Jack Chevestrier was silent for a while. I risked a quick look at him, and guessed from his expression that he was thinking hard. Finally, he turned to me. ‘I don’t suppose you’d like to come and work for the sheriff?’

He kept such a straight face that it took a moment for me to realize he was joking. And that he’d just paid me a pretty nice compliment.

The compliment had me confused. Looking down at my left boot, with which I was tracing semicircles in the grass, I said, rather more brusquely than I’d intended, ‘It was nothing – just listening and observation.’

‘That’s what I keep telling my men,’ he said with a sigh. ‘You’ve no idea the problems I have getting them to use their eyes and ears, never mind their brains.’ He fell silent again. Then, after a moment, said, ‘She arrived on one of the trading boats that ply the fenland rivers. I spoke to its master, who told me she’d come on board at Lynn.’ He glanced at me. ‘Although I don’t think either you or I believe her journey originated there.’

‘No, I’m sure it didn’t. Was she alone when she boarded? Other than the baby?’

‘She was.’

‘And did the boat’s master report anything out of the ordinary happening at Lynn? Rumour of sickness on board another ship, or a fight?’

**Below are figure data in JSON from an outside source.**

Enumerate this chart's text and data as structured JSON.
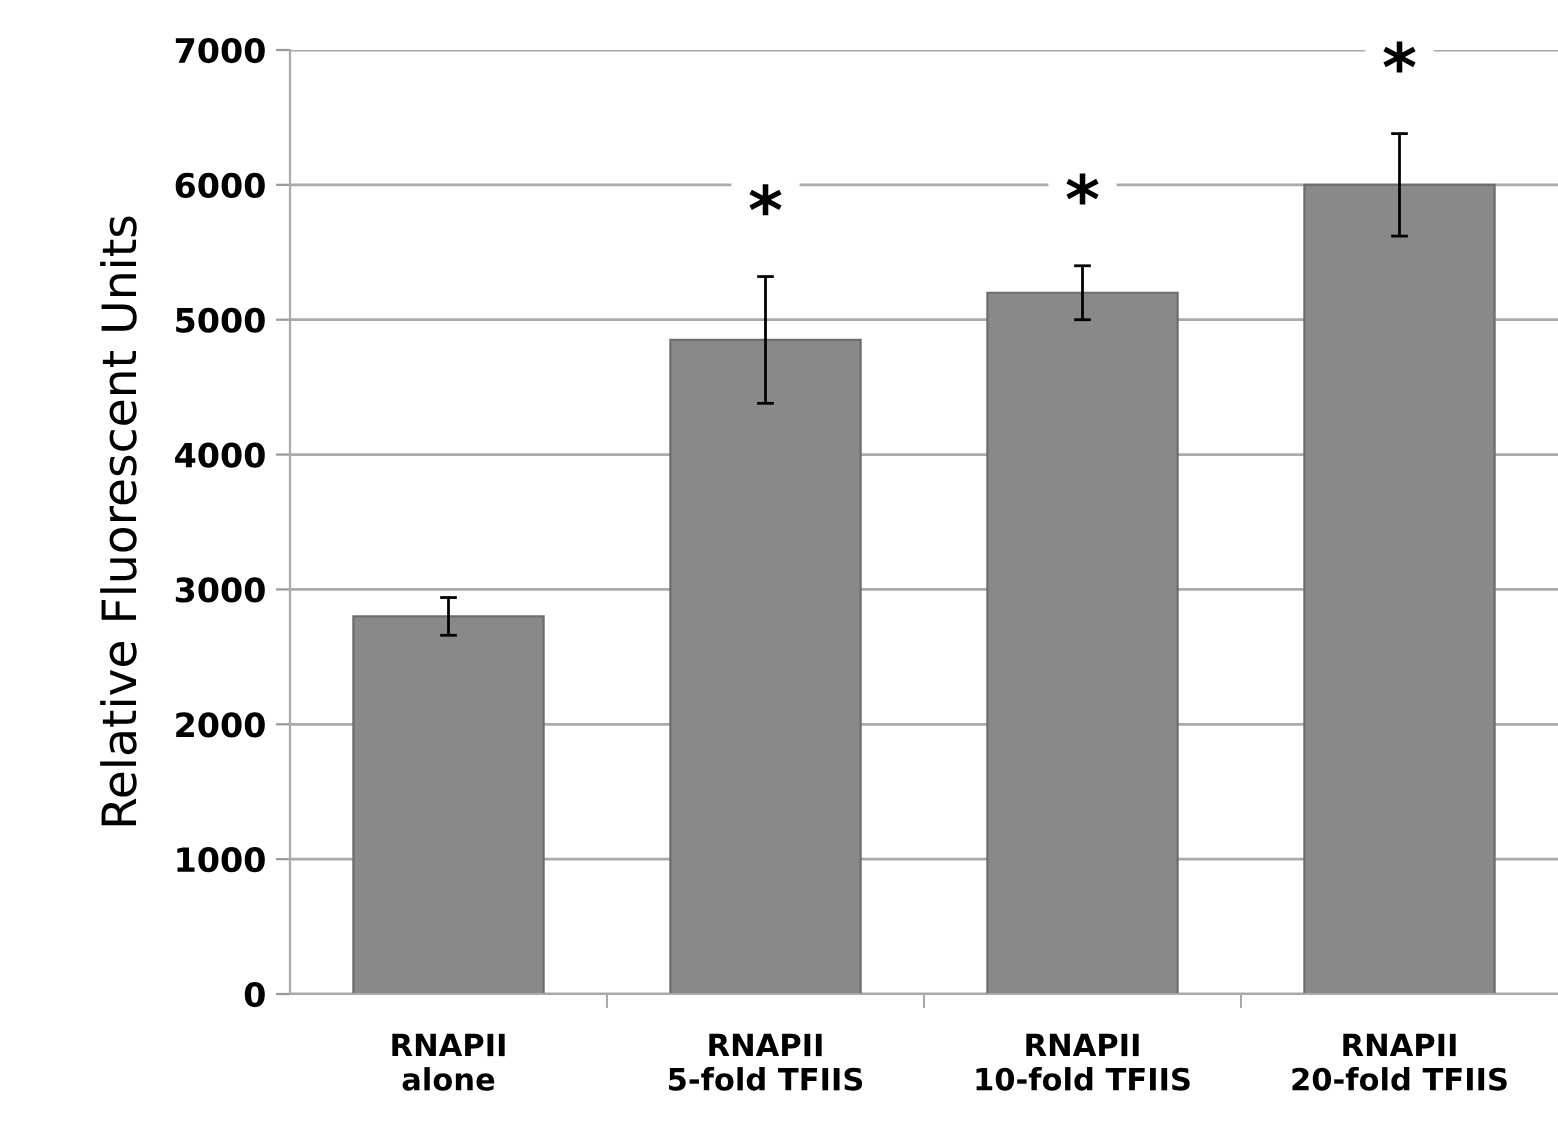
{
  "chart_data": {
    "type": "bar",
    "ylabel": "Relative Fluorescent Units",
    "categories": [
      "RNAPII\nalone",
      "RNAPII\n5-fold TFIIS",
      "RNAPII\n10-fold TFIIS",
      "RNAPII\n20-fold TFIIS"
    ],
    "values": [
      2800,
      4850,
      5200,
      6000
    ],
    "errors": [
      140,
      470,
      200,
      380
    ],
    "color": "#898989",
    "ylim": [
      0,
      7000
    ],
    "yticks": [
      0,
      1000,
      2000,
      3000,
      4000,
      5000,
      6000,
      7000
    ],
    "grid": "y",
    "annotations": [
      "*",
      "*",
      "*"
    ]
  }
}
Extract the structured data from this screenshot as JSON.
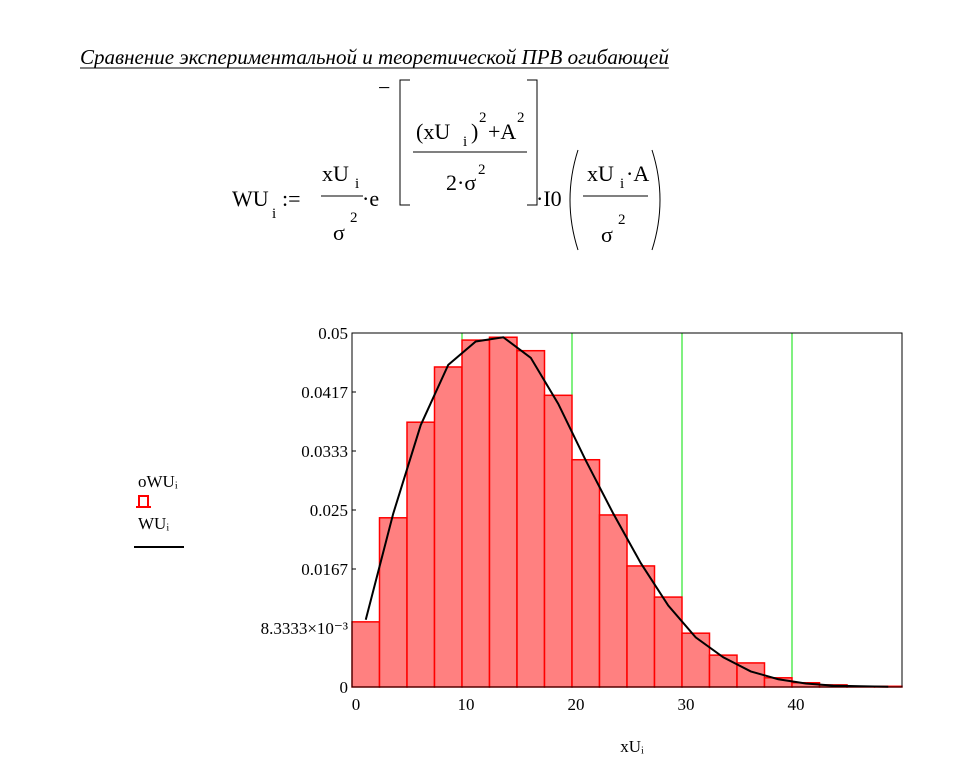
{
  "heading": "Сравнение экспериментальной и теоретической ПРВ огибающей",
  "formula": [
    "WU",
    "i",
    ":=",
    "xU",
    "i",
    "σ",
    "2",
    "·e",
    "−",
    "(xU",
    "i",
    ")",
    "2",
    "+A",
    "2",
    "2·σ",
    "2",
    "·I0",
    "xU",
    "i",
    "·A",
    "σ",
    "2"
  ],
  "chart_data": {
    "type": "histogram",
    "xlabel": "xUᵢ",
    "bins": [
      0,
      2.5,
      5,
      7.5,
      10,
      12.5,
      15,
      17.5,
      20,
      22.5,
      25,
      27.5,
      30,
      32.5,
      35,
      37.5,
      40,
      42.5,
      45,
      47.5,
      50
    ],
    "series": [
      {
        "name": "oWUᵢ",
        "type": "histogram",
        "color": "#ff0000",
        "fill": "#ff8080",
        "values": [
          0.0092,
          0.0239,
          0.0374,
          0.0452,
          0.049,
          0.0494,
          0.0475,
          0.0412,
          0.0321,
          0.0243,
          0.0171,
          0.0127,
          0.0076,
          0.0045,
          0.0034,
          0.0013,
          0.0006,
          0.0003,
          0.0001,
          0.0001
        ]
      },
      {
        "name": "WUᵢ",
        "type": "line",
        "color": "#000000",
        "x": [
          1.25,
          3.75,
          6.25,
          8.75,
          11.25,
          13.75,
          16.25,
          18.75,
          21.25,
          23.75,
          26.25,
          28.75,
          31.25,
          33.75,
          36.25,
          38.75,
          41.25,
          43.75,
          46.25,
          48.75
        ],
        "values": [
          0.0095,
          0.0245,
          0.037,
          0.0455,
          0.0488,
          0.0494,
          0.0465,
          0.04,
          0.032,
          0.0245,
          0.0175,
          0.0115,
          0.007,
          0.0042,
          0.0022,
          0.0011,
          0.0005,
          0.0002,
          0.0001,
          3e-05
        ]
      }
    ],
    "xlim": [
      0,
      50
    ],
    "xticks": [
      0,
      10,
      20,
      30,
      40
    ],
    "ylim": [
      0,
      0.05
    ],
    "yticks": [
      0,
      {
        "value": 0.0083333,
        "label": "8.3333×10⁻³"
      },
      {
        "value": 0.016667,
        "label": "0.0167"
      },
      0.025,
      {
        "value": 0.033333,
        "label": "0.0333"
      },
      {
        "value": 0.041667,
        "label": "0.0417"
      },
      0.05
    ],
    "grid": "x",
    "grid_color": "#00e000"
  }
}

‘You’re trying to account for the missing companions and servants.’ I nodded. ‘No, he didn’t. He-’ Abruptly he stopped, then, taking my arm, said, ‘Come and talk to him. His name’s Alun, and his boat’s called The Maid of the Marsh.’

I hurried along behind him. ‘But surely he’ll have left by now? It was -’ how long had it been? – ‘the day before yesterday that the veiled woman arrived.’

Jack Chevestrier turned briefly and gave me a swift grin. ‘He’s still here,’ he said firmly. ‘His boat’s bows needed repair, and he’s not sailing till tomorrow. Come on!’